Inference is often considered to be a single step in the AI process, but it’s two workloads, according to Shar Narasimhan, director of product in Nvidia’s Data Center group. They are the context or prefill phase and the decode phase. Each of these two phases has different requirements of the underlying AI infrastructure.
The prefill phase is compute-intensive, whereas the decode phase is memory-intensive, but up to now, GPU is asked to do both when it really does one task well. The Rubin CPX has been engineered to better the memory performance, Narasimhan said.
So, the Rubin CPX is purpose-built for both phases, offering processing power as well as high throughput and efficiency. “It will dramatically increase the productivity and performance of AI factories,” said Narasimhan. It achieves this through massive token generation. Tokens equal work units in AI, particularly generative AI, so the more tokens generated, the more revenue generated.
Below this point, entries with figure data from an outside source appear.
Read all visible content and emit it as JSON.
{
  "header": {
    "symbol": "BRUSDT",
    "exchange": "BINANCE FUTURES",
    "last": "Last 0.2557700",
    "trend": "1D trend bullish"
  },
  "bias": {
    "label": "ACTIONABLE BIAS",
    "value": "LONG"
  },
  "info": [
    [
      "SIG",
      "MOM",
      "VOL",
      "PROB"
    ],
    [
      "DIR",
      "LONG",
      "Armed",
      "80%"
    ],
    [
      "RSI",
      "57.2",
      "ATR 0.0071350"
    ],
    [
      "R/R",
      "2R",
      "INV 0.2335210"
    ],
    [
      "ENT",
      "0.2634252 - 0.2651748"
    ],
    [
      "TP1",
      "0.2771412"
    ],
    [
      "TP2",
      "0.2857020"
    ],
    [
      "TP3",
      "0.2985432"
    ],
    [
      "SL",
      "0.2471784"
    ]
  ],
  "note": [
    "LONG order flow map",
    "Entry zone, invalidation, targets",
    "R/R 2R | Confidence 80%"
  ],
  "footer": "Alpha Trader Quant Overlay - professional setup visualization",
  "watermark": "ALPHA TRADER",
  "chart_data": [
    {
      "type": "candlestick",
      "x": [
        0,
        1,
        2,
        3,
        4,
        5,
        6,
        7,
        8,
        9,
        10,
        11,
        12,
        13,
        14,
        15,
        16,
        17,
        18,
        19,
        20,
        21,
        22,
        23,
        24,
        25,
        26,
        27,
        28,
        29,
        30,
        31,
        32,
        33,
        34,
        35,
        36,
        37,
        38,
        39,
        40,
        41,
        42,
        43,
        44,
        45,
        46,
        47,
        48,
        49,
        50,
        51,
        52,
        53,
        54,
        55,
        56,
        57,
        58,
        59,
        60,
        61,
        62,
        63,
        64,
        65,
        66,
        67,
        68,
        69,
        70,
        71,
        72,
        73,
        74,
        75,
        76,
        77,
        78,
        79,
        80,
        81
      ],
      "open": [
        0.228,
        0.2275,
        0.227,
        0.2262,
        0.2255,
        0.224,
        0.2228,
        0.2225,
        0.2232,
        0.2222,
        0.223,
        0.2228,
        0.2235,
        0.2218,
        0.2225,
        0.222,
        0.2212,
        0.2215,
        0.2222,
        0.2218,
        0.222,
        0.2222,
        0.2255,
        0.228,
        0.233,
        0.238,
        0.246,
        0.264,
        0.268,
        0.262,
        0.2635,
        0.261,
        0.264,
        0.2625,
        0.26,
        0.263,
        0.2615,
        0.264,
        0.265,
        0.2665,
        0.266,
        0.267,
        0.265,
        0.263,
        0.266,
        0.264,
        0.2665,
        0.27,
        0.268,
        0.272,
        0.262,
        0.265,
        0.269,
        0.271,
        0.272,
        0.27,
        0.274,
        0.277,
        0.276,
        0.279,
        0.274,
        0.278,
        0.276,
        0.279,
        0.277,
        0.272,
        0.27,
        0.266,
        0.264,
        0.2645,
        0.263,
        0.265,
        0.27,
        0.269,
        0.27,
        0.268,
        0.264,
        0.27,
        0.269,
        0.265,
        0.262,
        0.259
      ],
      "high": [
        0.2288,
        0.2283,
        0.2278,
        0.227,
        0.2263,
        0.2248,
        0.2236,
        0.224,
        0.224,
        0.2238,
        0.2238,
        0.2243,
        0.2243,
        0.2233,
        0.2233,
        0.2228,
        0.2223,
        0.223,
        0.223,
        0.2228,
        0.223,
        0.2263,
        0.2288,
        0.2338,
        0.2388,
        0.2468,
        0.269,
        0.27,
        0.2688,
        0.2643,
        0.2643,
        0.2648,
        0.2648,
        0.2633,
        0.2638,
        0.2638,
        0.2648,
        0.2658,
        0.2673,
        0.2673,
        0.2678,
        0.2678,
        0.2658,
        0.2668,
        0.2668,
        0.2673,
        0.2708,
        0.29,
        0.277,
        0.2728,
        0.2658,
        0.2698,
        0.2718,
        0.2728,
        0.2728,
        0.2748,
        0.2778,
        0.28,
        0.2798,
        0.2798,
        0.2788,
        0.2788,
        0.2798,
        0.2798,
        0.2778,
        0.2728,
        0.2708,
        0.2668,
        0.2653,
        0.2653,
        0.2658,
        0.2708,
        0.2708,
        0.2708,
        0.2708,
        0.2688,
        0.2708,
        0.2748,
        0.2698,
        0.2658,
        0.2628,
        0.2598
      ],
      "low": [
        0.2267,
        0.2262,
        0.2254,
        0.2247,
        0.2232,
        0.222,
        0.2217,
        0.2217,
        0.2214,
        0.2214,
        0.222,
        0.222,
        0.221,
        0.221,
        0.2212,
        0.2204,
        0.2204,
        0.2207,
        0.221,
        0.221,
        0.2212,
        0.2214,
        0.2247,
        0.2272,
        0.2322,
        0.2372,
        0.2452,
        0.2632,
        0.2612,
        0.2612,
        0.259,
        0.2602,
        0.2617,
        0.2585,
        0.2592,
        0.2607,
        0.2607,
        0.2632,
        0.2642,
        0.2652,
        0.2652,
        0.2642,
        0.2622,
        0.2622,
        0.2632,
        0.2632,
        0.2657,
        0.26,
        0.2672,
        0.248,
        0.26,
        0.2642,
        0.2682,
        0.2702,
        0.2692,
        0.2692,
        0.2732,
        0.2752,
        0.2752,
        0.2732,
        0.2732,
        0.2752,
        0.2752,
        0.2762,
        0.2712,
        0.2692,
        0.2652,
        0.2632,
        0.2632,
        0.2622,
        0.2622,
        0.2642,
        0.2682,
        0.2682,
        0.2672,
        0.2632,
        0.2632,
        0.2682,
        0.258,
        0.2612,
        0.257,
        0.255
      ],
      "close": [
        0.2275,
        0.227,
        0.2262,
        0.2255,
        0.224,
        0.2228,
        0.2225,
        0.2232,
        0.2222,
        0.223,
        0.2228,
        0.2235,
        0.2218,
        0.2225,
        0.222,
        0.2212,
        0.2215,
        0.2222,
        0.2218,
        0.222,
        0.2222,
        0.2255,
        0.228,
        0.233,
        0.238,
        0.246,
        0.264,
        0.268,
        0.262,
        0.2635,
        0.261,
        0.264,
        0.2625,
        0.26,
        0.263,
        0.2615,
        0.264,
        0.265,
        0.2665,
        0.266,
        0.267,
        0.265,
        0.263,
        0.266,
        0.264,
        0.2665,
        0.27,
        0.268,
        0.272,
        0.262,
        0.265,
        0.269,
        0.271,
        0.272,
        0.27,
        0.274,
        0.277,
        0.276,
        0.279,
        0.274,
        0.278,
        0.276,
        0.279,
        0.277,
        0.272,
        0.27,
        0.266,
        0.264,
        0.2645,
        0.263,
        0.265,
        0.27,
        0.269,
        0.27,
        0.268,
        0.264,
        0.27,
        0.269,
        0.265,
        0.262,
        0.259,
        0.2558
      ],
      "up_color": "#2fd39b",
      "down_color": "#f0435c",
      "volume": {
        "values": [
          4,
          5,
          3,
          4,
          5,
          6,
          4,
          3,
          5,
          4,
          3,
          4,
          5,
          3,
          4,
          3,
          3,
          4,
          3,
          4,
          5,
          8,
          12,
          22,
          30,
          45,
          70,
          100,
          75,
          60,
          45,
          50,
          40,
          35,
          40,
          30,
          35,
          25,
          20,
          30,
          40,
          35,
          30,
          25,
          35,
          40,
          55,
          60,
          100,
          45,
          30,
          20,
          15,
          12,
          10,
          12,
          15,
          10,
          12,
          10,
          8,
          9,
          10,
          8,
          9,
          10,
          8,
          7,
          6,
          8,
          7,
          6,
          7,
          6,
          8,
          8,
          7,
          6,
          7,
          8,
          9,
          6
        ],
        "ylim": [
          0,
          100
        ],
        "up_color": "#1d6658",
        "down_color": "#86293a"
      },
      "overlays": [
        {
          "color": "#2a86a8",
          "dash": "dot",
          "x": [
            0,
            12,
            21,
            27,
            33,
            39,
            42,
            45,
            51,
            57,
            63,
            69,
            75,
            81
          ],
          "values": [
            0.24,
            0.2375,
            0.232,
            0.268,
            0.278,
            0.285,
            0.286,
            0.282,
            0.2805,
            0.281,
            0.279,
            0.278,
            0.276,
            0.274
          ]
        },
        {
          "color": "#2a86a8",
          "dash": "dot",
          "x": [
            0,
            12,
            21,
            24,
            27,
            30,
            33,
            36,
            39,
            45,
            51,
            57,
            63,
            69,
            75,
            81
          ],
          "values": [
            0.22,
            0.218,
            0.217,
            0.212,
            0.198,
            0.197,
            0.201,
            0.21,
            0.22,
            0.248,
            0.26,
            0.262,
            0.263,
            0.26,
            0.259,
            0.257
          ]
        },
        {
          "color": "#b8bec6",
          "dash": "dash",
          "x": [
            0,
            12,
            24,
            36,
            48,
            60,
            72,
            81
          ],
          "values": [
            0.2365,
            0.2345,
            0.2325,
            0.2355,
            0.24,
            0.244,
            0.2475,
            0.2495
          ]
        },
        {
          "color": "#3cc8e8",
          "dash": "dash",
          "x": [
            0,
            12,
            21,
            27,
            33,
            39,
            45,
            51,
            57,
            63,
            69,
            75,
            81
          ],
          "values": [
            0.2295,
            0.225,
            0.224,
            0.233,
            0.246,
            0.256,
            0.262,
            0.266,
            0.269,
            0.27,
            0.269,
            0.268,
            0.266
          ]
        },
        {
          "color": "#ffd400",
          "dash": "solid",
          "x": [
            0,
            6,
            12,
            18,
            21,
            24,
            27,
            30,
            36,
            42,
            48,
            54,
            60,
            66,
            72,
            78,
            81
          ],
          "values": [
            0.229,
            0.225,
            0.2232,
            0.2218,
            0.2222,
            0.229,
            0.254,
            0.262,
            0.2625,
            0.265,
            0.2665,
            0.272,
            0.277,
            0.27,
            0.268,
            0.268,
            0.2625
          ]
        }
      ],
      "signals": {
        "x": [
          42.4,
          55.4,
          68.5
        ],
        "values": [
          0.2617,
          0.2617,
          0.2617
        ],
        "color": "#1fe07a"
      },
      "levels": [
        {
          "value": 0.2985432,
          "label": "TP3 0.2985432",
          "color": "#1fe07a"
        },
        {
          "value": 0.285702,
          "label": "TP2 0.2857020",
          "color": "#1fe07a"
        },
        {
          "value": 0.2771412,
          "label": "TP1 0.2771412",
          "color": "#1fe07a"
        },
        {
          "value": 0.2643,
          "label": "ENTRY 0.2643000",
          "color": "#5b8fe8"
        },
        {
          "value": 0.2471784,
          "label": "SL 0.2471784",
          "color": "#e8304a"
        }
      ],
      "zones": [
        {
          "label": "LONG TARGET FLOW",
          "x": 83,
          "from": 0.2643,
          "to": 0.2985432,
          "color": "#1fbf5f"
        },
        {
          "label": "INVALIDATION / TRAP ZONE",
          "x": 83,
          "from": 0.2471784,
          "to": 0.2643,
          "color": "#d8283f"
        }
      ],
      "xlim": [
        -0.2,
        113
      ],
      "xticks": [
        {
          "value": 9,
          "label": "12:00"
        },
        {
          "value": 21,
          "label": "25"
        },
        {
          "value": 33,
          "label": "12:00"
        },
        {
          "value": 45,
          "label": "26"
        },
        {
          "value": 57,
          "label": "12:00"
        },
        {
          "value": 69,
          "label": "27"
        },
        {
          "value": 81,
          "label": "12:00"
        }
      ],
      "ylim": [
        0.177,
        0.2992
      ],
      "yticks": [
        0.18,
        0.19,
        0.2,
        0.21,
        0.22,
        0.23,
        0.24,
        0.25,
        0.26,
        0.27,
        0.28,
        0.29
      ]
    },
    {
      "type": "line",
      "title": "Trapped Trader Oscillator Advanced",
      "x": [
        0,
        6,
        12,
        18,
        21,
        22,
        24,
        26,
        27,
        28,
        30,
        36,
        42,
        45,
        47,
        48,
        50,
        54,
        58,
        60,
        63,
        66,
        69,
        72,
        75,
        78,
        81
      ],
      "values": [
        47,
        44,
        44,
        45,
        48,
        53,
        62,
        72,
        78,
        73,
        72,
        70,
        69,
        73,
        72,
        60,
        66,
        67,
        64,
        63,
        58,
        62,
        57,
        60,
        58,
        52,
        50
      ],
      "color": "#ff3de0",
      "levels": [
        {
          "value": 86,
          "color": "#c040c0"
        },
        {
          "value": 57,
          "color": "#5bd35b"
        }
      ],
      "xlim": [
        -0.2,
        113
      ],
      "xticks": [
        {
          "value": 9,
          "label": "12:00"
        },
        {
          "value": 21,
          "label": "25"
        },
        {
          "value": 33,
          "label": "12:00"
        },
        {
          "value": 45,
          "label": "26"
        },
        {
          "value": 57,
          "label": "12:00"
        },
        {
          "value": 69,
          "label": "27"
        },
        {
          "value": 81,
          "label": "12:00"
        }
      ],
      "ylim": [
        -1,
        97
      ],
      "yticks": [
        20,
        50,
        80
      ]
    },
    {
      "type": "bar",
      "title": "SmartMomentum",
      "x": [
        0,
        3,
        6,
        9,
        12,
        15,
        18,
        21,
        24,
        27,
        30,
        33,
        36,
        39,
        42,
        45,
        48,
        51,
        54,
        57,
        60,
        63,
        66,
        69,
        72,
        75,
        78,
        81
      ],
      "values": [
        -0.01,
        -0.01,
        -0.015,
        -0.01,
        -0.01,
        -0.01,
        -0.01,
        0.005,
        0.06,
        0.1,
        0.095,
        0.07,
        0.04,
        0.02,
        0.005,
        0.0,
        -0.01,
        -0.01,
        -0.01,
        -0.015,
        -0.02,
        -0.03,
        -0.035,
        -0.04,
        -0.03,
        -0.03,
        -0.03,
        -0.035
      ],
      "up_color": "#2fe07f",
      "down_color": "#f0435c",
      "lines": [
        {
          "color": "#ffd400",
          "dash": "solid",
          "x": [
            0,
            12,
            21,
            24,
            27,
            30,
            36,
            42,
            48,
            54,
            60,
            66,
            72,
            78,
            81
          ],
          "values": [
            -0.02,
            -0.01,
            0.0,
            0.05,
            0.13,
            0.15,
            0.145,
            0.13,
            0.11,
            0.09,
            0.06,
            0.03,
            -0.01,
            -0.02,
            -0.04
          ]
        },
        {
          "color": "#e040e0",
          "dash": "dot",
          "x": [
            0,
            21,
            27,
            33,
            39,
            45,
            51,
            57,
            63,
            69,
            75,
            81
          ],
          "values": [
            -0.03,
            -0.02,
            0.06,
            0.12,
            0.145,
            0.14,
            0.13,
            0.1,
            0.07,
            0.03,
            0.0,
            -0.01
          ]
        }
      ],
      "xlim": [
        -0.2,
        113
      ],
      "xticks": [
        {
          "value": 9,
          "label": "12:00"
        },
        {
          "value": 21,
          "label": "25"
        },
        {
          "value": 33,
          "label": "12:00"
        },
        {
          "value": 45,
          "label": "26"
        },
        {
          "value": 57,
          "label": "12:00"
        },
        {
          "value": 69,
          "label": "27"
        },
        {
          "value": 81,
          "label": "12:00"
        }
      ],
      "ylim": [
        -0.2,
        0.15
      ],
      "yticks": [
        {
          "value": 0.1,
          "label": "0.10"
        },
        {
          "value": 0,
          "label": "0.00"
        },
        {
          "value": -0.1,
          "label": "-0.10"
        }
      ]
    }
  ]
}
Nvidia is also announcing a new Vera Rubin NVL 144 CPX rack, offering 7.5 times the performance of a NVL72, the current top of the line system. Narasimhan said the NVL 144 CPX enables AI service providers to dramatically increase their profitability by delivering $5 billion of revenue for every $100 million invested in infrastructure.
Rubin CPX is offered in multiple configurations, including the Vera Rubin NVL144 CPX, that can be combined with the Quantum‐X800 InfiniBand scale-out compute fabric or the Spectrum-XTM Ethernet networking platform with Nvidia Spectrum-XGS Ethernet technology and Nvidia ConnectX-9 SuperNICs.
Nvidia Rubin CPX is expected to be available at the end of 2026.